FOTOGRAFIA




“A cozinha é o lugar mais aconchegante da casa num dia frio! Era isso que minha mãe dizia”. Falava Desiree para Eduardo, enquanto sentava-ve e abria a caixa de fotografias antigas, em cima da mesa. Já fazia um tempo que ela prometera mostrar fotos da sua infância. Pegar aquela caixa com tantas recordações vivas deixava-a  saudosa de um tempo que acompanhava os passos de seus pais no parque onde brincava todas as tardes.
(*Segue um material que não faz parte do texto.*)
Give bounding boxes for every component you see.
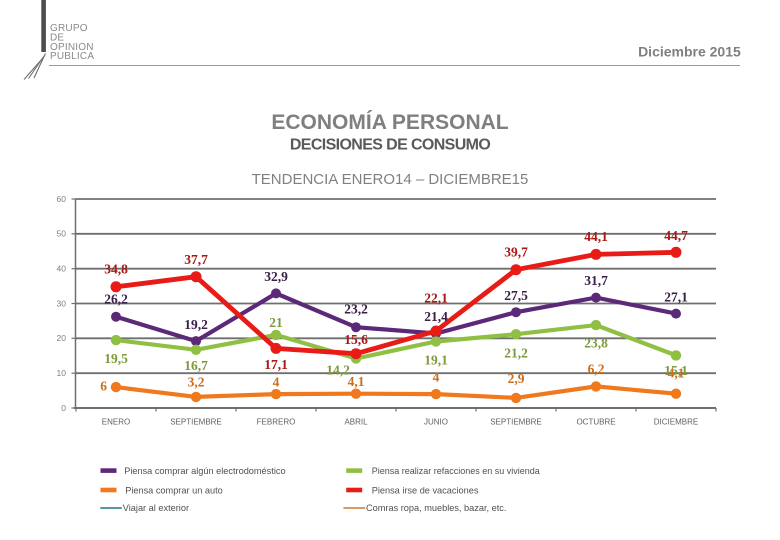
svg-text:4: 4 — [433, 370, 440, 385]
svg-text:Piensa comprar algún electrodo: Piensa comprar algún electrodoméstico — [124, 466, 285, 476]
svg-text:OCTUBRE: OCTUBRE — [576, 418, 615, 427]
svg-text:2,9: 2,9 — [508, 371, 525, 386]
svg-text:6: 6 — [100, 378, 107, 393]
svg-text:SEPTIEMBRE: SEPTIEMBRE — [490, 418, 542, 427]
svg-text:27,1: 27,1 — [664, 289, 688, 304]
svg-text:21,2: 21,2 — [504, 346, 528, 361]
svg-text:37,7: 37,7 — [184, 252, 208, 267]
svg-text:ENERO: ENERO — [102, 418, 130, 427]
svg-text:10: 10 — [57, 368, 67, 378]
svg-text:22,1: 22,1 — [424, 291, 448, 306]
svg-text:23,2: 23,2 — [344, 302, 368, 317]
svg-text:15,1: 15,1 — [664, 363, 688, 378]
svg-text:44,1: 44,1 — [584, 229, 608, 244]
svg-text:15,6: 15,6 — [344, 332, 368, 347]
svg-text:Viajar al exterior: Viajar al exterior — [123, 503, 189, 513]
svg-text:ABRIL: ABRIL — [344, 418, 368, 427]
svg-text:0: 0 — [61, 403, 66, 413]
svg-text:4,1: 4,1 — [348, 374, 365, 389]
svg-text:26,2: 26,2 — [104, 292, 128, 307]
svg-text:21: 21 — [269, 315, 283, 330]
svg-text:DICIEMBRE: DICIEMBRE — [654, 418, 698, 427]
svg-text:4,1: 4,1 — [668, 366, 685, 381]
svg-text:39,7: 39,7 — [504, 245, 528, 260]
svg-text:ECONOMÍA PERSONAL: ECONOMÍA PERSONAL — [271, 111, 508, 134]
svg-text:14,2: 14,2 — [326, 362, 350, 377]
svg-text:PUBLICA: PUBLICA — [50, 51, 94, 62]
svg-text:6,2: 6,2 — [588, 362, 605, 377]
svg-text:3,2: 3,2 — [188, 375, 205, 390]
svg-text:19,2: 19,2 — [184, 317, 208, 332]
svg-text:16,7: 16,7 — [184, 358, 208, 373]
svg-text:32,9: 32,9 — [264, 269, 288, 284]
svg-text:50: 50 — [57, 229, 67, 239]
svg-text:17,1: 17,1 — [264, 357, 288, 372]
svg-text:GRUPO: GRUPO — [50, 23, 88, 34]
svg-text:19,5: 19,5 — [104, 351, 128, 366]
svg-text:4: 4 — [273, 375, 280, 390]
svg-text:30: 30 — [57, 298, 67, 308]
svg-text:40: 40 — [57, 264, 67, 274]
svg-text:34,8: 34,8 — [104, 262, 128, 277]
svg-text:Comras ropa, muebles, bazar, e: Comras ropa, muebles, bazar, etc. — [366, 503, 506, 513]
svg-text:44,7: 44,7 — [664, 228, 688, 243]
svg-text:60: 60 — [57, 194, 67, 204]
svg-text:TENDENCIA ENERO14 – DICIEMBRE1: TENDENCIA ENERO14 – DICIEMBRE15 — [252, 171, 529, 188]
svg-text:OPINION: OPINION — [50, 42, 94, 53]
svg-text:DECISIONES DE CONSUMO: DECISIONES DE CONSUMO — [290, 137, 491, 154]
svg-text:JUNIO: JUNIO — [424, 418, 448, 427]
svg-text:Piensa realizar refacciones en: Piensa realizar refacciones en su vivien… — [372, 466, 540, 476]
svg-text:FEBRERO: FEBRERO — [257, 418, 296, 427]
svg-text:21,4: 21,4 — [424, 309, 448, 324]
svg-text:DE: DE — [50, 32, 64, 43]
svg-text:23,8: 23,8 — [584, 335, 608, 350]
svg-text:Piensa comprar un auto: Piensa comprar un auto — [125, 486, 223, 496]
svg-text:31,7: 31,7 — [584, 273, 608, 288]
svg-text:27,5: 27,5 — [504, 288, 528, 303]
svg-text:20: 20 — [57, 333, 67, 343]
svg-text:19,1: 19,1 — [424, 353, 448, 368]
svg-text:Diciembre 2015: Diciembre 2015 — [638, 44, 741, 60]
svg-text:SEPTIEMBRE: SEPTIEMBRE — [170, 418, 222, 427]
svg-text:Piensa irse de vacaciones: Piensa irse de vacaciones — [372, 486, 479, 496]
Eduardo estava eufórico e examinava com cuidado cada foto. Fotógrafo apaixonado pela profissão, tinha uma admiração especial por fotos antigas, fotos espontâneas, aquelas que geralmente não mostramos às visitas que guardamos a sete chaves e torna-se uma recordação nossa, da máquina fotográfica e de quem a tirou.
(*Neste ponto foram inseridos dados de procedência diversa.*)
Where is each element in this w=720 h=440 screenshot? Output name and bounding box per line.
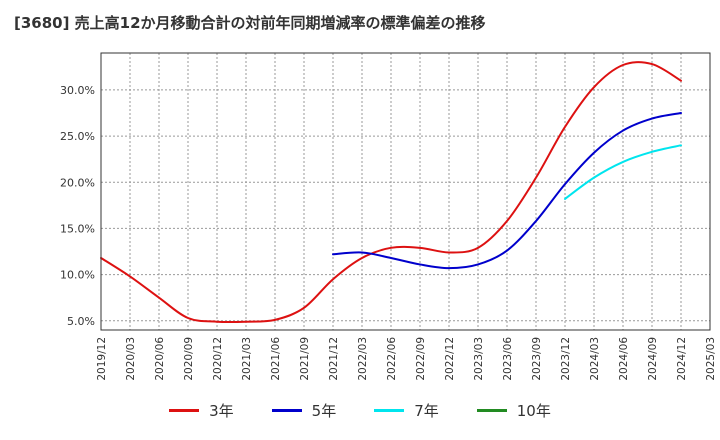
x-tick-label: 2020/09 [183, 337, 195, 381]
x-tick-label: 2025/03 [705, 337, 717, 381]
y-tick-label: 20.0% [60, 176, 95, 189]
legend-swatch [374, 409, 405, 412]
x-tick-label: 2024/09 [647, 337, 659, 381]
x-tick-label: 2021/09 [299, 337, 311, 381]
chart-title: [3680] 売上高12か月移動合計の対前年同期増減率の標準偏差の推移 [14, 14, 486, 32]
series-line-1 [332, 112, 682, 270]
legend-item-0: 3年 [169, 400, 234, 421]
legend-swatch [271, 409, 302, 412]
y-tick-label: 10.0% [60, 269, 95, 282]
x-tick-label: 2021/12 [328, 337, 340, 381]
legend-item-3: 10年 [476, 400, 551, 421]
x-tick-label: 2023/09 [531, 337, 543, 381]
y-tick-label: 30.0% [60, 84, 95, 97]
x-tick-label: 2020/06 [154, 337, 166, 381]
x-tick-label: 2019/12 [96, 337, 108, 381]
legend-label: 5年 [311, 402, 337, 420]
x-tick-label: 2024/06 [618, 337, 630, 381]
plot-frame [100, 52, 711, 331]
legend-label: 3年 [209, 402, 234, 420]
x-tick-label: 2023/12 [560, 337, 572, 381]
legend-swatch [169, 409, 200, 412]
series-layer [100, 61, 682, 324]
legend-item-1: 5年 [271, 400, 337, 421]
legend-label: 7年 [414, 402, 439, 420]
x-tick-label: 2022/03 [357, 337, 369, 381]
x-tick-label: 2020/12 [212, 337, 224, 381]
series-line-2 [564, 144, 682, 200]
legend: 3年 5年 7年 10年 [0, 400, 720, 421]
x-tick-label: 2022/12 [444, 337, 456, 381]
series-line-0 [100, 61, 682, 324]
x-tick-label: 2024/03 [589, 337, 601, 381]
legend-item-2: 7年 [374, 400, 439, 421]
x-tick-label: 2022/09 [415, 337, 427, 381]
x-tick-label: 2024/12 [676, 337, 688, 381]
legend-label: 10年 [516, 402, 551, 420]
y-tick-label: 5.0% [67, 315, 95, 328]
x-tick-label: 2023/06 [502, 337, 514, 381]
x-tick-label: 2023/03 [473, 337, 485, 381]
x-tick-label: 2022/06 [386, 337, 398, 381]
y-axis-ticks: 5.0% 10.0% 15.0% 20.0% 25.0% 30.0% [60, 84, 95, 328]
x-tick-label: 2021/06 [270, 337, 282, 381]
x-axis-ticks: 2019/12 2020/03 2020/06 2020/09 2020/12 2021/… [96, 337, 717, 381]
legend-swatch [476, 409, 507, 412]
y-tick-label: 15.0% [60, 222, 95, 235]
y-tick-label: 25.0% [60, 130, 95, 143]
grid-layer [100, 53, 711, 330]
x-tick-label: 2020/03 [125, 337, 137, 381]
x-tick-label: 2021/03 [241, 337, 253, 381]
Agora estava ali, diante de seus olhos, os guardados mais íntimos de Desiree, dividindo espaço na mesa com o chocolate quente, biscoitos de leite numa travessa de vidro e sua máquina fotográfica. E no momento que riam como crianças da foto dela, ainda usando fraldas, ela muda sua expressão ao delicadamente pegar uma fotografia, bem mais antiga que todas as fotografias ali, nos guardados, era o guardado dos guardados. Observa com delicadeza e sorri serenamente.

“Deixa eu ver”. 

Eduardo pega a foto e admira a imagem do casal beijando-se no meio da rua como se, ao fechar os olhos, não houvesse rua, nem pessoas. Apenas o íntimo espaço de um beijo.

“Quem são eles?”

Desiree pega a foto, como se desejasse estar ali e, olhando a foto mais uma vez, diz:

“Meus avós. Foi logo após a segunda guerra mundial, quando as pessoas na França buscavam paz e um pouco de esperança, depois de dias tão turbulentos. Minha avó Annelise, havia sofrido muito com a ausência de seus irmãos e meu avô, logo que foram chamados para a guerra. Um de seus irmãos não voltou. E, naquele dia, logo depois que se encontraram, decidiram que não mais se separariam, como ela mesmo falava: ‘ao olharem-se, uma brisa leve  tocara o rosto, mas um vendaval de emoções fazia voltas dentro dela’. E ali, no meio da rua, num tempo onde o beijo era íntimo demais para ser exposto, meu avô a pediu em casamento e, ao vê-la sorrir e dizer sim, ele a beijou. O beijo do amor que consagrou a união dos dois pelo laço da vida. Um fotógrafo que passava na ocasião captou o sentimento de união, paz, alegria, exaltação e, especialmente, liberdade, que eles, através de um beijo, passavam ali, em frente à Prefeitura da Cidade de Paris, onde, naquele momento, o mundo era deles e eles não imaginavam que seriam do mundo. Ao perceberem que foram fotografados, sorriram e saíram em passos rápidos, como crianças que fazem arte e precisam esconder-se.”

Desiree, nesse instante, entrega a foto para Eduardo e olha-o, emocionada. Ele observa-a e, num impulso, pega sua máquina fotográfica e registra aquele momento, dizendo:

“Essa aqui é para você lembrar-se do dia em que você lembrou ao mundo que: ‘O instante da intimidade de um beijo pode durar uma eternidade’.”

Nota: Conto escrito a partir da célebre fotografia de Robert Doisneau, de casal se beijando em frente à Prefeitura da Cidade de Paris, em 1950.